Do The Right Thing, ele aldığı kutuplu meselede tarafların ilişkisini uygulanan şiddet ve mağduriyet ekseninde gösterirken saf bir olaylar zinciri ve kodlama sunmuyordu hikayesinde, meselelerin kolayca görülmekten hoşlanıldığının aksine hayli kompleks olduğunu söylerken kamera herkesi ve her yönü bir biçimde gözlemeye çalışıyordu. Dear White People için de bunların hepsi geçerli, yalnız fark; mekan bu sefer sokak değil, artık etiketlerin hakim olduğu üniversite. Kusursuz açılış sekansının vurguladığı etiketler ve filmin asıl derdiyle doğrudan alakası olmaksızın onların ulaşacağı durakları işaret edercesine tamamlayıcı görev gören finaliyle daha genel bir perspektif de sunuyor bu anlamda Dear White People. Bu politik tavrını ortaya koyuşunu ise tipleşmiş özelliklerde olmasına rağmen hayli ilgi çekici bir karakterin şahsi izleği üzerinden yapması, ve tabii buradaki cinsiyet politikası da ayrıca önemli, filmin cümlelerinin gelişigüzel kurulmadığının göstergesi. İzlediği yolun, en azından fikirsel düzeyde, çok da çığır açıcı olmadığı aşikar Dear White People'ın, fakat mizahi tonları ve anlatıma doğrudan etki eden görsel tarzı konusundaki titiz tutumu kendisini özel biçimde konumlandırmak için de gerekli sebepleri veriyor.

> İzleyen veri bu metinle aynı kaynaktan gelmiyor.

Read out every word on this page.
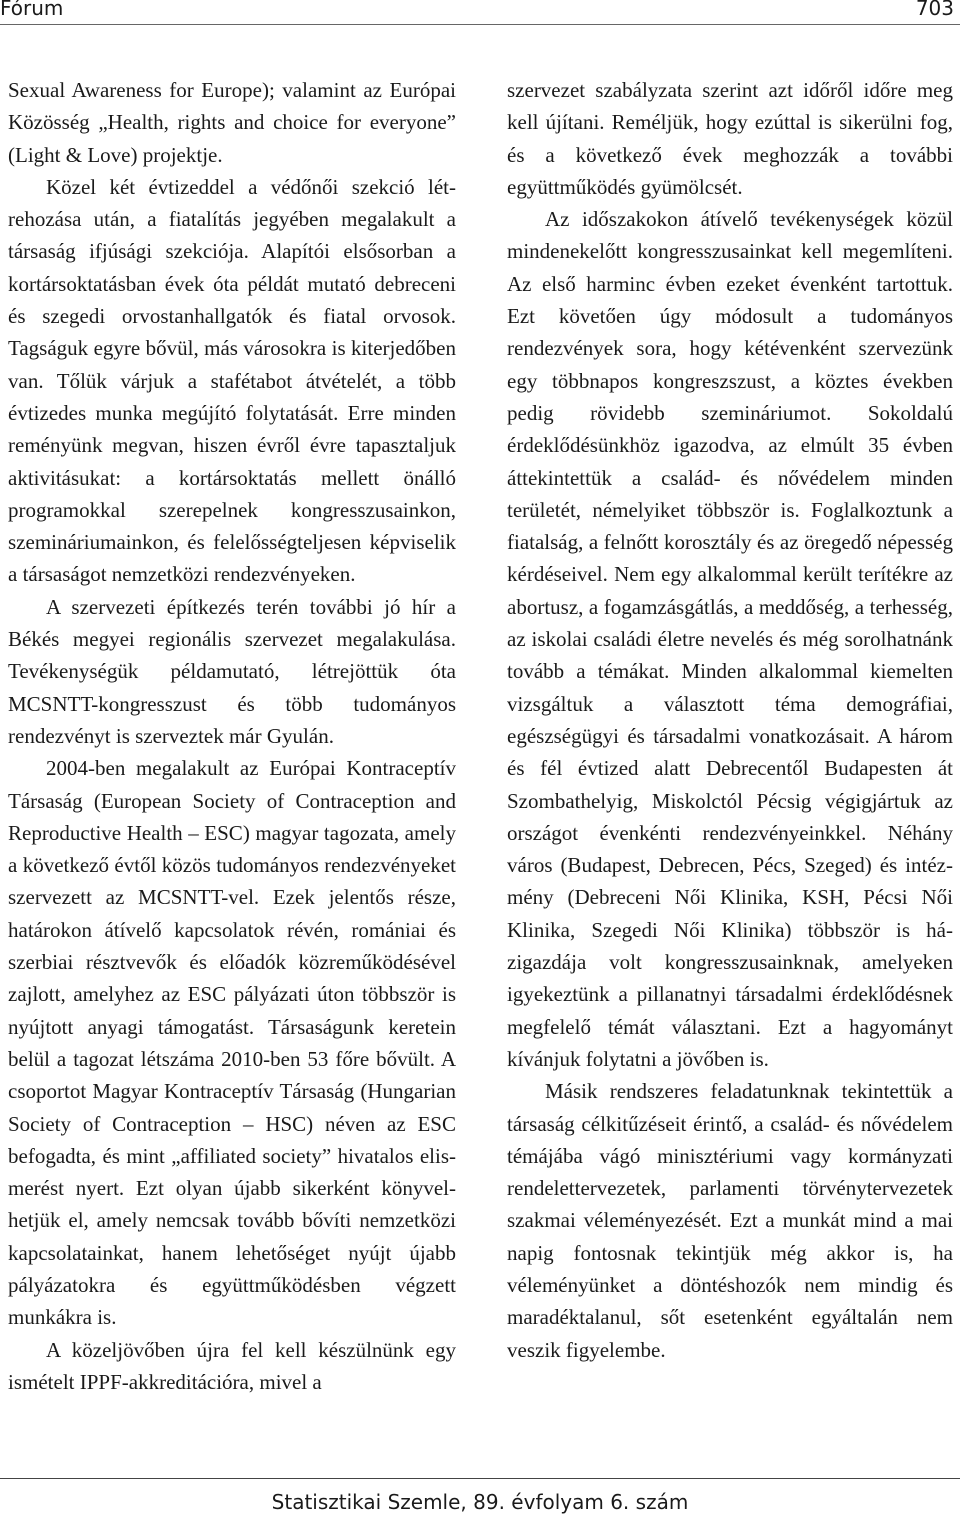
Fórum	703

Sexual Awareness for Europe); valamint az Európai Közösség „Health, rights and choice for everyone” (Light & Love) projektje.

Közel két évtizeddel a védőnői szekció létrehozása után, a fiatalítás jegyében megalakult a társaság ifjúsági szekciója. Alapítói elsősorban a kortársoktatásban évek óta példát mutató debreceni és szegedi orvostanhallgatók és fiatal orvosok. Tagságuk egyre bővül, más városokra is kiterjedőben van. Tőlük várjuk a stafétabot átvételét, a több évtizedes munka megújító folytatását. Erre minden reményünk megvan, hiszen évről évre tapasztaljuk aktivitásukat: a kortársoktatás mellett önálló programokkal szerepelnek kongresszusainkon, szemináriumainkon, és felelősségteljesen képviselik a társaságot nemzetközi rendezvényeken.

A szervezeti építkezés terén további jó hír a Békés megyei regionális szervezet megalakulása. Tevékenységük példamutató, létrejöttük óta MCSNTT-kongresszust és több tudományos rendezvényt is szerveztek már Gyulán.

2004-ben megalakult az Európai Kontraceptív Társaság (European Society of Contraception and Reproductive Health – ESC) magyar tagozata, amely a következő évtől közös tudományos rendezvényeket szervezett az MCSNTT-vel. Ezek jelentős része, határokon átívelő kapcsolatok révén, romániai és szerbiai résztvevők és előadók közreműködésével zajlott, amelyhez az ESC pályázati úton többször is nyújtott anyagi támogatást. Társaságunk keretein belül a tagozat létszáma 2010-ben 53 főre bővült. A csoportot Magyar Kontraceptív Társaság (Hungarian Society of Contraception – HSC) néven az ESC befogadta, és mint „affiliated society” hivatalos elismerést nyert. Ezt olyan újabb sikerként könyvelhetjük el, amely nemcsak tovább bővíti nemzetközi kapcsolatainkat, hanem lehetőséget nyújt újabb pályázatokra és együttműködésben végzett munkákra is.

A közeljövőben újra fel kell készülnünk egy ismételt IPPF-akkreditációra, mivel a

szervezet szabályzata szerint azt időről időre meg kell újítani. Reméljük, hogy ezúttal is sikerülni fog, és a következő évek meghozzák a további együttműködés gyümölcsét.

Az időszakokon átívelő tevékenységek közül mindenekelőtt kongresszusainkat kell megemlíteni. Az első harminc évben ezeket évenként tartottuk. Ezt követően úgy módosult a tudományos rendezvények sora, hogy kétévenként szervezünk egy többnapos kongreszszust, a köztes években pedig rövidebb szemináriumot. Sokoldalú érdeklődésünkhöz igazodva, az elmúlt 35 évben áttekintettük a család- és nővédelem minden területét, némelyiket többször is. Foglalkoztunk a fiatalság, a felnőtt korosztály és az öregedő népesség kérdéseivel. Nem egy alkalommal került terítékre az abortusz, a fogamzásgátlás, a meddőség, a terhesség, az iskolai családi életre nevelés és még sorolhatnánk tovább a témákat. Minden alkalommal kiemelten vizsgáltuk a választott téma demográfiai, egészségügyi és társadalmi vonatkozásait. A három és fél évtized alatt Debrecentől Budapesten át Szombathelyig, Miskolctól Pécsig végigjártuk az országot évenkénti rendezvényeinkkel. Néhány város (Budapest, Debrecen, Pécs, Szeged) és intézmény (Debreceni Női Klinika, KSH, Pécsi Női Klinika, Szegedi Női Klinika) többször is házigazdája volt kongresszusainknak, amelyeken igyekeztünk a pillanatnyi társadalmi érdeklődésnek megfelelő témát választani. Ezt a hagyományt kívánjuk folytatni a jövőben is.

Másik rendszeres feladatunknak tekintettük a társaság célkitűzéseit érintő, a család- és nővédelem témájába vágó minisztériumi vagy kormányzati rendelettervezetek, parlamenti törvénytervezetek szakmai véleményezését. Ezt a munkát mind a mai napig fontosnak tekintjük még akkor is, ha véleményünket a döntéshozók nem mindig és maradéktalanul, sőt esetenként egyáltalán nem veszik figyelembe.

Statisztikai Szemle, 89. évfolyam 6. szám
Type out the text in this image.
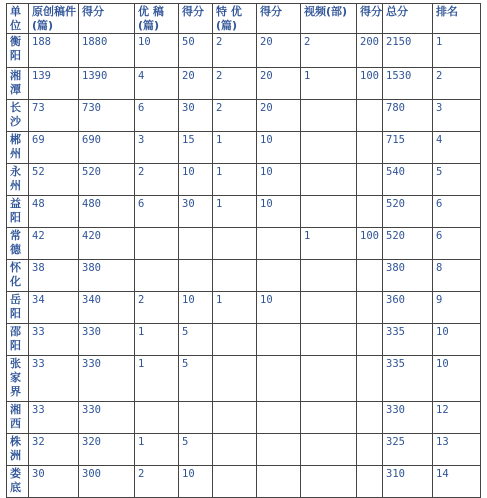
单位	原创稿件(篇)	得分	优 稿(篇)	得分	特 优(篇)	得分	视频(部)	得分	总分	排名

衡阳	188	1880	10	50	2	20	2	200	2150	1

湘潭	139	1390	4	20	2	20	1	100	1530	2

长沙	73	730	6	30	2	20			780	3

郴州	69	690	3	15	1	10			715	4

永州	52	520	2	10	1	10			540	5

益阳	48	480	6	30	1	10			520	6

常德	42	420					1	100	520	6

怀化	38	380							380	8

岳阳	34	340	2	10	1	10			360	9

邵阳	33	330	1	5					335	10

张家界	33	330	1	5					335	10

湘西	33	330							330	12

株洲	32	320	1	5					325	13

娄底	30	300	2	10					310	14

Dear White People, hassasiyetini koruyan bir konuya hak ettiği, yüzeysellikten uzak bir ironiyle yaklaşan; seyircinin kafasına sokmak istedikleri değil seyirciye anlatmak istedikleri olan bir yergi; bu sayede cümleleri ayrı bir değerli oluyor kendisi ayrı bir değerli.
azınlık sorunu denilince aklına yaşadığı ülkeye dair hiçbir şey gelmeden siyahilerin *destekçisi* kesilen yurdum üniversite öğrencisi, sana da merhaba.